Segunda semana del T O

Santa Priscila, o Prisca. Era la esposa de Aquila, que se menciona en el Nuevo Testamento. Vivió en Roma hasta que el emperador Claudio expulsó a los judíos de esa ciudad. Se trasladó a Corinto y regresó a Roma en donde falleció, tal vez mártir. (Siglo I). Las catacumbas de Priscila, en la Vía Salaria, no parece que lleven el nombre en su honor, sino en el de una ilustre senadora de Roma.

LECTURAS LITÚRGICAS

Isaías 49,3. 5-6: Te hago luz de las naciones para que mi salvación te alcance.

1 a Corintios 1, 1-3: La gracia y la paz de parte del Señor y de Jesús sea con ustedes.

Juan 1, 29-34: Éste es el cordero de Dios que quita el pecado del mundo.

CUMPLEAÑOS

H. Salvador García – 1947 – Comunidad de Alajuela, Costa Rica.

ANIVERSARIO

1984: El H. Emilio Mencía fallece en Manatí. (1913-1984). En su época madura emitió el voto de estabilidad. De forma sencilla y frecuente solía repetir: “Yo siempre he sido feliz donde he estado, porque he estado dispuesto a ir donde los superiores me han destinado.” Así se expresó de él uno de sus alumnos: “Para mí, el H. Emilio fue un gran amigo. Le gustaba estar con los niños y siempre se le veía la alegría en los ojos. Era un gran maestro, consejero y amigo, exigente y comprensivo. Tenía una ilusión con Dios y con la Virgen”. Cuba, España y Puerto Rico fueron los lugares donde desempeñó su misión durante 54 años vividos como un verdadero Hermano Marista.

CONMEMORACIÓN

Comienza el octavario de oración por la unidad de los cristianos.

ORAMOS HOY

Por nuestro H. Salvador, su salud, sus intenciones, necesidades y su comunidad.

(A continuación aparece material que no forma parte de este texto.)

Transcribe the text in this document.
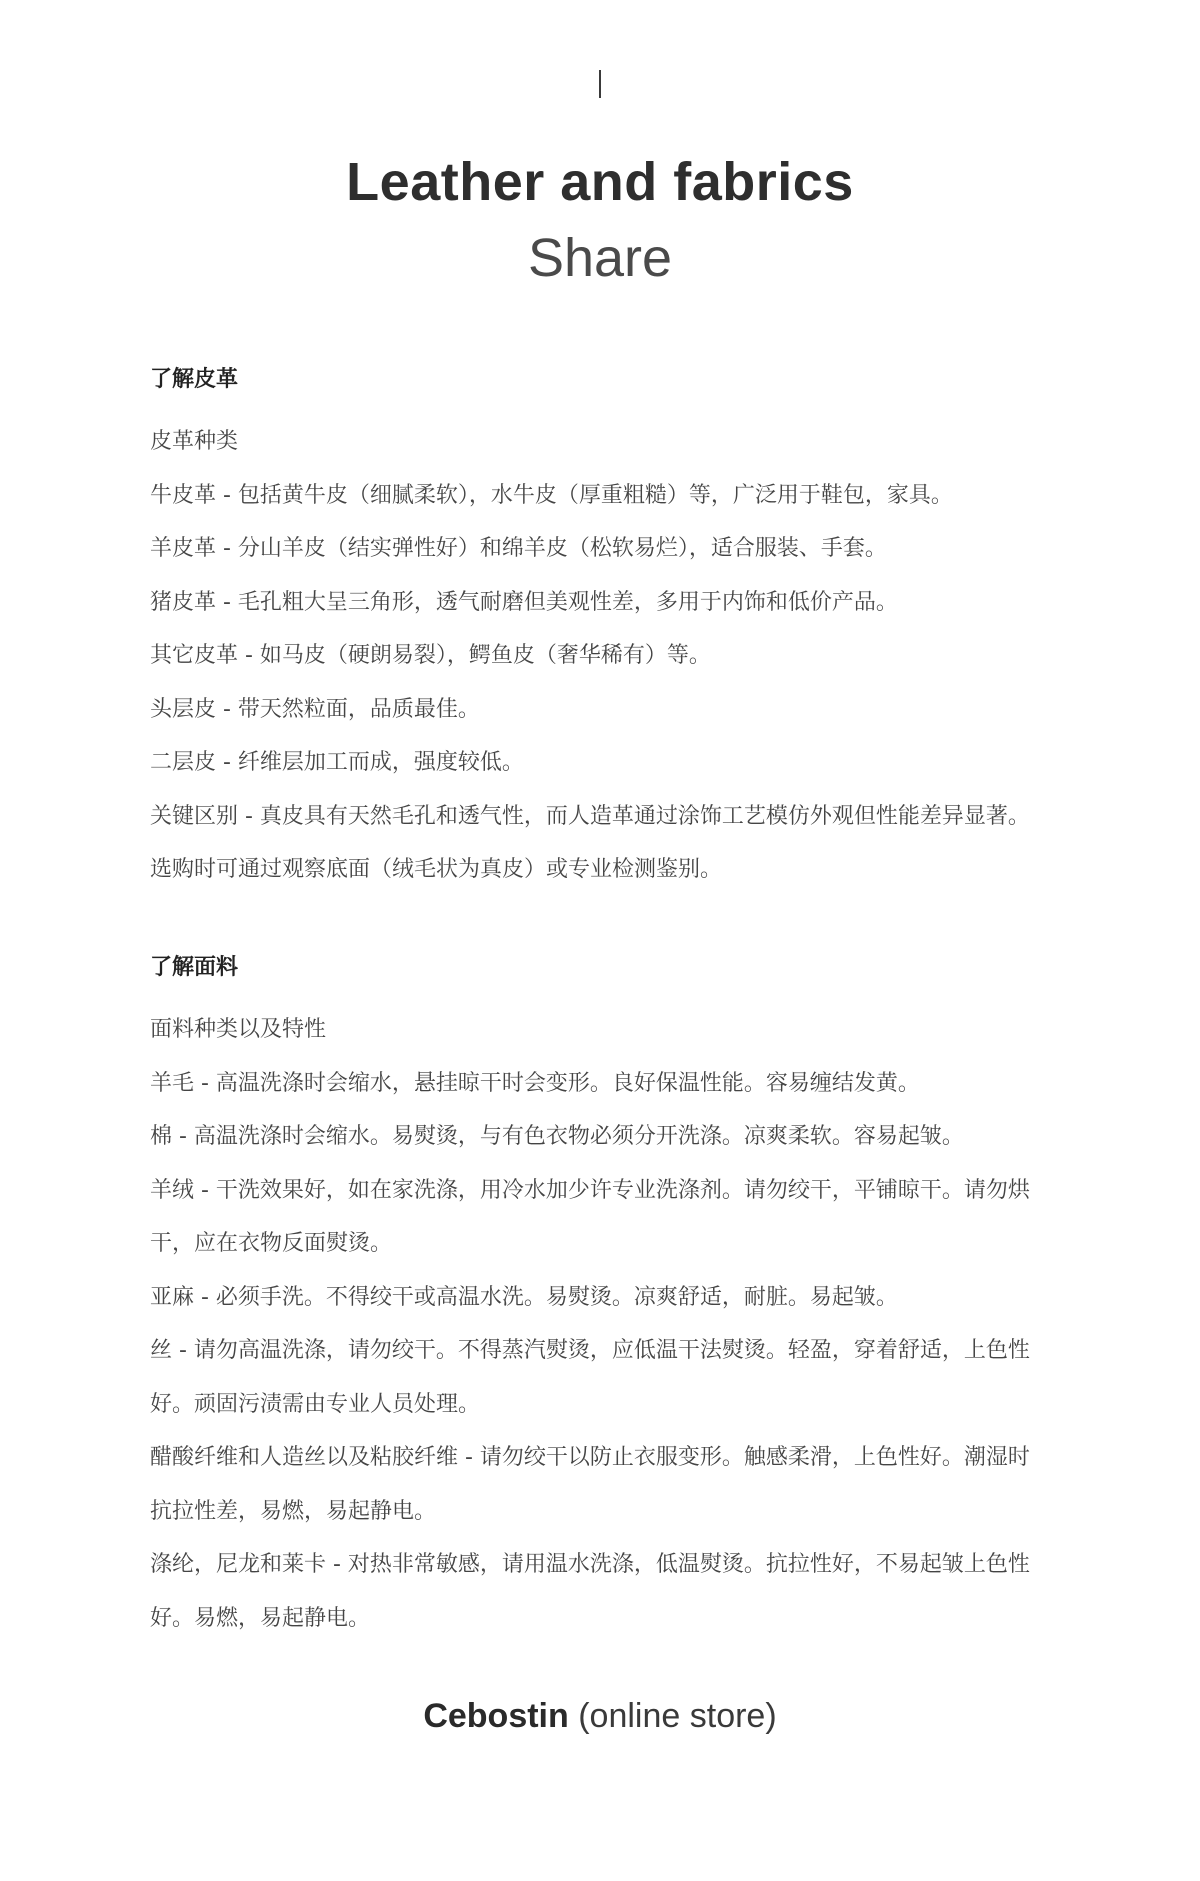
Leather and fabrics
Share
了解皮革

皮革种类

牛皮革 - 包括黄牛皮（细腻柔软），水牛皮（厚重粗糙）等，广泛用于鞋包，家具。

羊皮革 - 分山羊皮（结实弹性好）和绵羊皮（松软易烂），适合服装、手套。

猪皮革 - 毛孔粗大呈三角形，透气耐磨但美观性差，多用于内饰和低价产品。

其它皮革 - 如马皮（硬朗易裂），鳄鱼皮（奢华稀有）等。

头层皮 - 带天然粒面，品质最佳。

二层皮 - 纤维层加工而成，强度较低。

关键区别 - 真皮具有天然毛孔和透气性，而人造革通过涂饰工艺模仿外观但性能差异显著。选购时可通过观察底面（绒毛状为真皮）或专业检测鉴别。

了解面料

面料种类以及特性

羊毛 - 高温洗涤时会缩水，悬挂晾干时会变形。良好保温性能。容易缠结发黄。

棉 - 高温洗涤时会缩水。易熨烫，与有色衣物必须分开洗涤。凉爽柔软。容易起皱。

羊绒 - 干洗效果好，如在家洗涤，用冷水加少许专业洗涤剂。请勿绞干，平铺晾干。请勿烘干，应在衣物反面熨烫。

亚麻 - 必须手洗。不得绞干或高温水洗。易熨烫。凉爽舒适，耐脏。易起皱。

丝 - 请勿高温洗涤，请勿绞干。不得蒸汽熨烫，应低温干法熨烫。轻盈，穿着舒适，上色性好。顽固污渍需由专业人员处理。

醋酸纤维和人造丝以及粘胶纤维 - 请勿绞干以防止衣服变形。触感柔滑，上色性好。潮湿时抗拉性差，易燃，易起静电。

涤纶，尼龙和莱卡 - 对热非常敏感，请用温水洗涤，低温熨烫。抗拉性好，不易起皱上色性好。易燃，易起静电。

Cebostin (online store)
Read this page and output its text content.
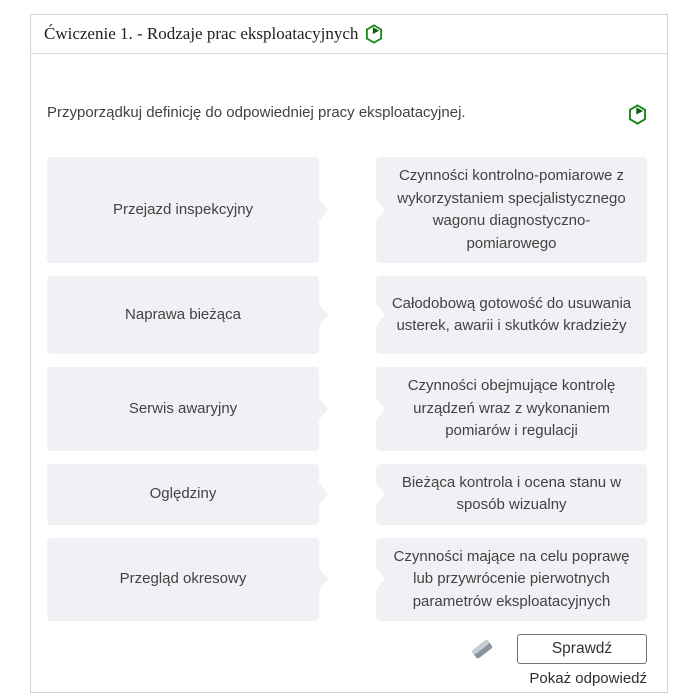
Ćwiczenie 1. - Rodzaje prac eksploatacyjnych
Przyporządkuj definicję do odpowiedniej pracy eksploatacyjnej.
Przejazd inspekcyjny
Czynności kontrolno-pomiarowe z wykorzystaniem specjalistycznego wagonu diagnostyczno-pomiarowego
Naprawa bieżąca
Całodobową gotowość do usuwania usterek, awarii i skutków kradzieży
Serwis awaryjny
Czynności obejmujące kontrolę urządzeń wraz z wykonaniem pomiarów i regulacji
Oględziny
Bieżąca kontrola i ocena stanu w sposób wizualny
Przegląd okresowy
Czynności mające na celu poprawę lub przywrócenie pierwotnych parametrów eksploatacyjnych
Sprawdź
Pokaż odpowiedź
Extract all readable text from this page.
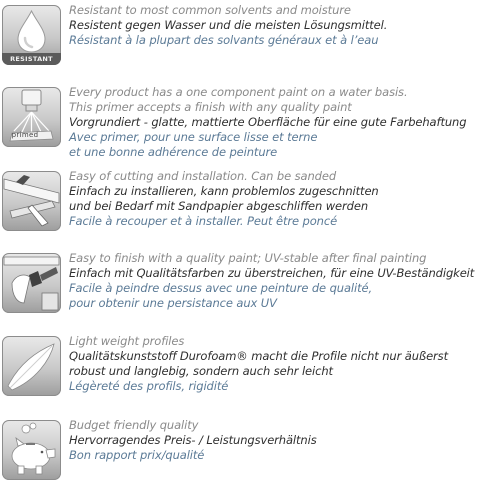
RESISTANT
Resistant to most common solvents and moisture
Resistent gegen Wasser und die meisten Lösungsmittel.
Résistant à la plupart des solvants généraux et à l’eau
primed
Every product has a one component paint on a water basis.
This primer accepts a finish with any quality paint
Vorgrundiert - glatte, mattierte Oberfläche für eine gute Farbehaftung
Avec primer, pour une surface lisse et terne
et une bonne adhérence de peinture
Easy of cutting and installation. Can be sanded
Einfach zu installieren, kann problemlos zugeschnitten
und bei Bedarf mit Sandpapier abgeschliffen werden
Facile à recouper et à installer. Peut être poncé
Easy to finish with a quality paint; UV-stable after final painting
Einfach mit Qualitätsfarben zu überstreichen, für eine UV-Beständigkeit
Facile à peindre dessus avec une peinture de qualité,
pour obtenir une persistance aux UV
Light weight profiles
Qualitätskunststoff Durofoam® macht die Profile nicht nur äußerst
robust und langlebig, sondern auch sehr leicht
Légèreté des profils, rigidité
Budget friendly quality
Hervorragendes Preis- / Leistungsverhältnis
Bon rapport prix/qualité
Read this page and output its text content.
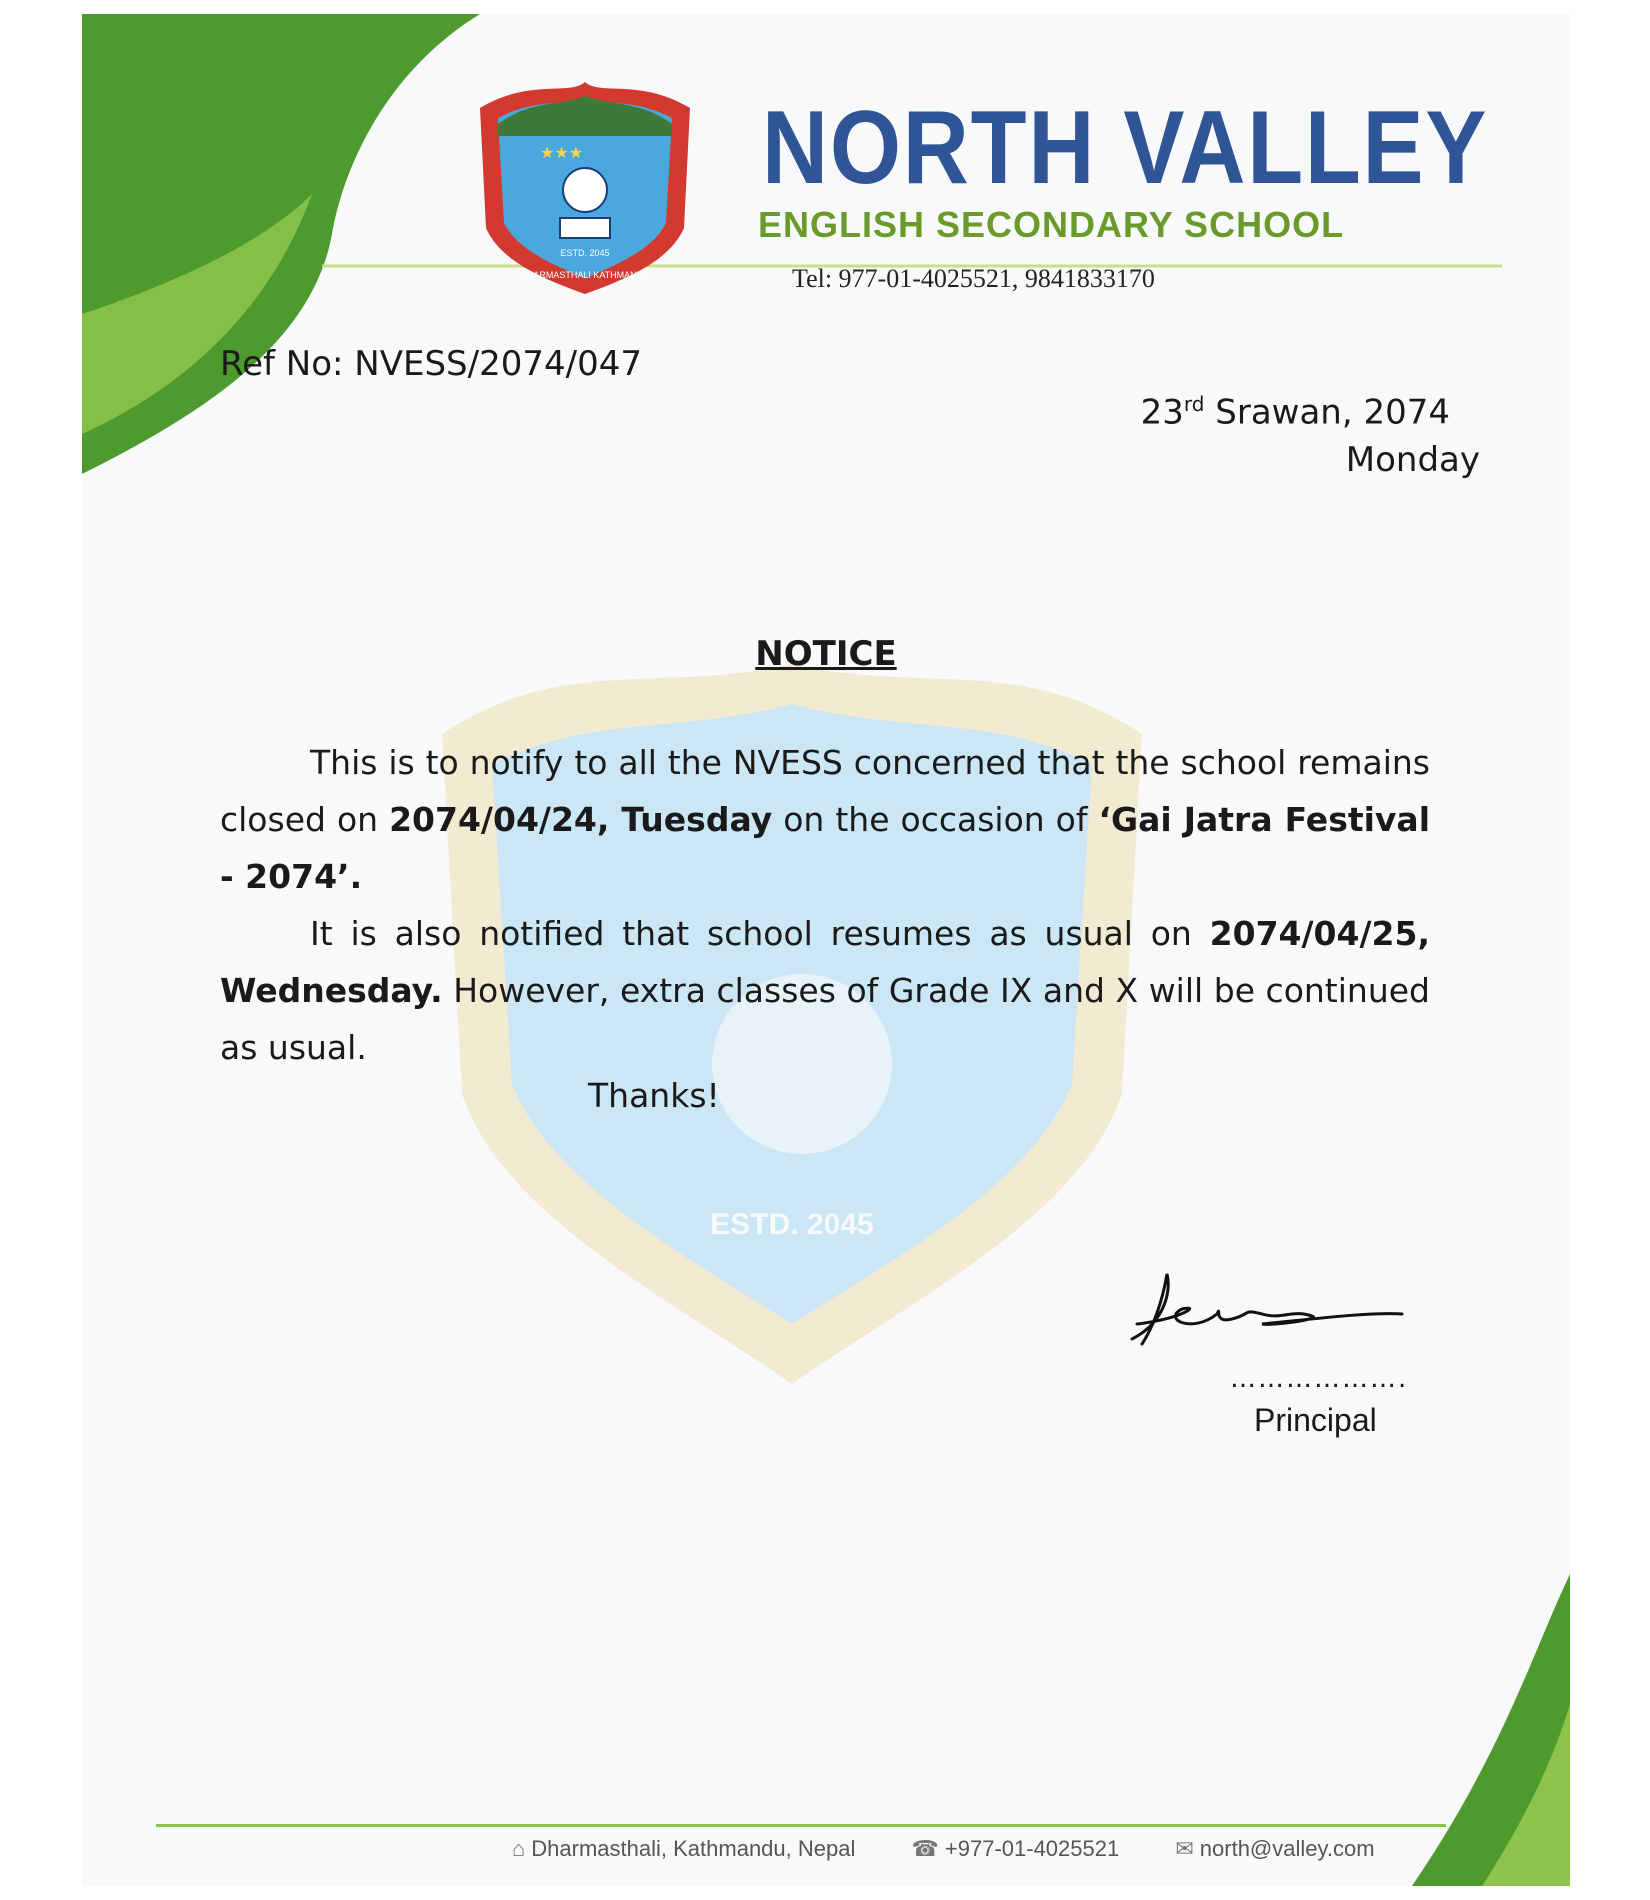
ESTD. 2045
★★★
ESTD. 2045
DHARMASTHALI KATHMANDU
NORTH VALLEY
ENGLISH SECONDARY SCHOOL
Tel: 977-01-4025521, 9841833170
Ref No: NVESS/2074/047
23rd Srawan, 2074
Monday
NOTICE

This is to notify to all the NVESS concerned that the school remains closed on 2074/04/24, Tuesday on the occasion of ‘Gai Jatra Festival - 2074’.

It is also notified that school resumes as usual on 2074/04/25, Wednesday. However, extra classes of Grade IX and X will be continued as usual.

Thanks!
……………….
Principal
⌂ Dharmasthali, Kathmandu, Nepal	☎ +977-01-4025521	✉ north@valley.com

Por el Hermano Provincial y su Consejo.

Para que los cristianos demos testimonio de unidad siguiendo el deseo de Cristo-Jesús, quien lo deseó vehemente en la última Cena.

Para que nuestra devoción a María sea manifiesta en nuestra oración y vida.

EXHORTACIÓN APOSTÓLICA DILEXI TE - LEÓN XIV

18. Toda la historia veterotestamentaria de la predilección de Dios por los pobres y el deseo divino de escuchar su grito —que he evocado brevemente— encuentra en Jesús de Nazaret su plena realización. En su encarnación, Él «se anonadó a sí mismo, tomando la condición de servidor y haciéndose semejante a los hombres. Y presentándose con aspecto humano», de esa forma nos trajo la salvación. Se trata de una pobreza radical, fundada sobre su misión de revelar el verdadero rostro del amor divino. Por tanto, con una de sus admirables síntesis, san Pablo puede afirmar: «Ya conocen la generosidad de nuestro Señor Jesucristo que, siendo rico, se hizo pobre por nosotros, a fin de enriquecernos con su pobreza».